Terremoto de magnitude 7,5 x 6,5: o que explica tanta diferença?
A magnitude de um terremoto costuma ser um dos primeiros números divulgados após um abalo sísmico. À primeira vista, a diferença entre um terremoto de magnitude 6,5 e outro de 7,5 parece pequena: apenas um ponto na escala. Na prática, porém, essa variação representa uma grande diferença na energia liberada e no potencial de destruição.
Conforme destacou o Serviço Geológico do Brasil (SGB), isso ocorre porque a escala utilizada para medir terremotos é logarítmica, ou seja, não cresce de forma linear, mas exponencial. Cada aumento de uma unidade representa um salto muito maior na intensidade do fenômeno.
Como funciona a escala de magnitude dos terremotos?
Durante muitos anos, a escala Richter foi a principal referência para medir terremotos.

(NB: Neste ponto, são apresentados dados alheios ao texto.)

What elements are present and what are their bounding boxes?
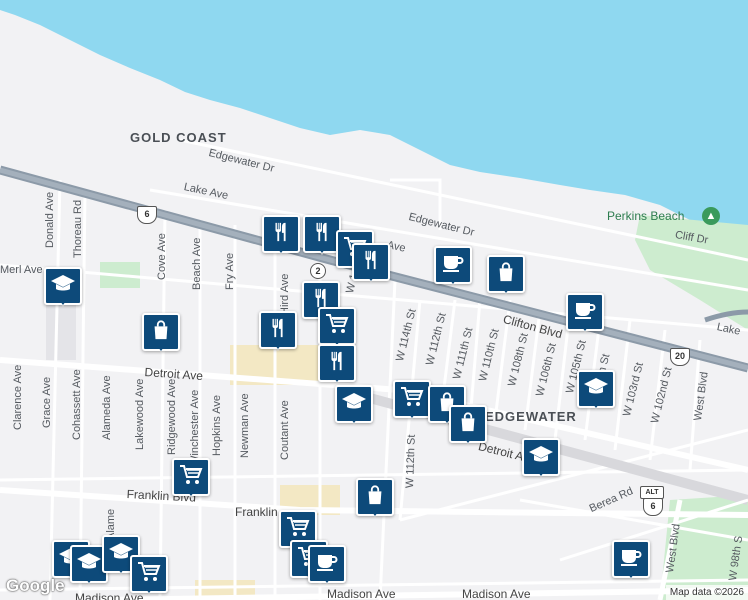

Atualmente, os grandes eventos são calculados principalmente pela escala de magnitude de momento sísmico (Mw), considerada mais precisa para registrar terremotos de alta intensidade.
Embora utilizem métodos diferentes de cálculo, ambas seguem o mesmo princípio matemático: são escalas logarítmicas. Isso significa que cada aumento de um ponto na magnitude corresponde a um crescimento de aproximadamente dez vezes na amplitude das ondas sísmicas registradas pelos sismógrafos.
Quando se analisa a energia liberada, a diferença é ainda maior. Um terremoto de magnitude 7,5 libera cerca de 32 vezes mais energia do que um de magnitude 6,5.
Por que uma diferença de apenas um ponto faz tanta diferença?
A escala logarítmica faz com que pequenas diferenças numéricas representem mudanças enormes na força do terremoto.
Enquanto um abalo sísmico de magnitude 6,5 já é considerado forte e pode causar danos importantes próximo ao epicentro, um evento de magnitude 7,5 libera muito mais energia, gera ondas sísmicas mais intensas e costuma atingir uma área significativamente maior.
Magnitude é a mesma coisa que intensidade?
Embora muitas vezes sejam usadas como sinônimos, magnitude e intensidade representam conceitos diferentes. A magnitude mede a quantidade de energia liberada no ponto onde ocorre a ruptura da falha geológica. Esse valor é único para cada terremoto, independentemente do local onde ele seja observado.
Já a intensidade descreve os efeitos que o terremoto provoca em determinada região. Ela considera fatores como os danos em construções, a percepção das pessoas, as alterações no terreno e outros impactos causados pelo tremor. Por isso, um mesmo terremoto pode apresentar diferentes níveis de intensidade conforme a distância ao epicentro, a profundidade do foco sísmico e as características do solo.
Esses efeitos costumam ser avaliados pela Escala Mercalli Modificada, que classifica os danos observados em vez da energia liberada pelo terremoto.
A escala Richter tem limite máximo?
Ao contrário do que muitas pessoas imaginam, a escala Richter não termina em 9. Ela não possui um limite máximo, bem como um mínimo, e pode registrar magnitudes superiores a esse valor, assim como forças negativas em tremores extremamente fracos.
A ideia de que a escala vai apenas até 9 surgiu porque poucos terremotos ultrapassaram essa nível. O maior terremoto já registrado por instrumentos ocorreu no sul do Chile, em 1960, e atingiu magnitude 9,5 na escala de momento sísmico.
O que determina o poder de destruição de um terremoto?
A magnitude é apenas um dos fatores que influenciam os impactos de um terremoto. Os danos também dependem da profundidade do hipocentro, da distância até o epicentro, das características do solo, da qualidade das construções e da concentração de pessoas na área afetada.
Por esse motivo, terremotos com magnitudes semelhantes podem produzir consequências bastante diferentes. Um tremor profundo em uma região pouco habitada pode causar poucos danos, enquanto outro de menor potência, mas raso e próximo de uma grande cidade, pode provocar destruição muito maior.
É justamente a combinação entre esses fatores que explica por que a magnitude, sozinha, não determina o impacto final de um terremoto, embora continue sendo o principal indicador da energia liberada durante o evento.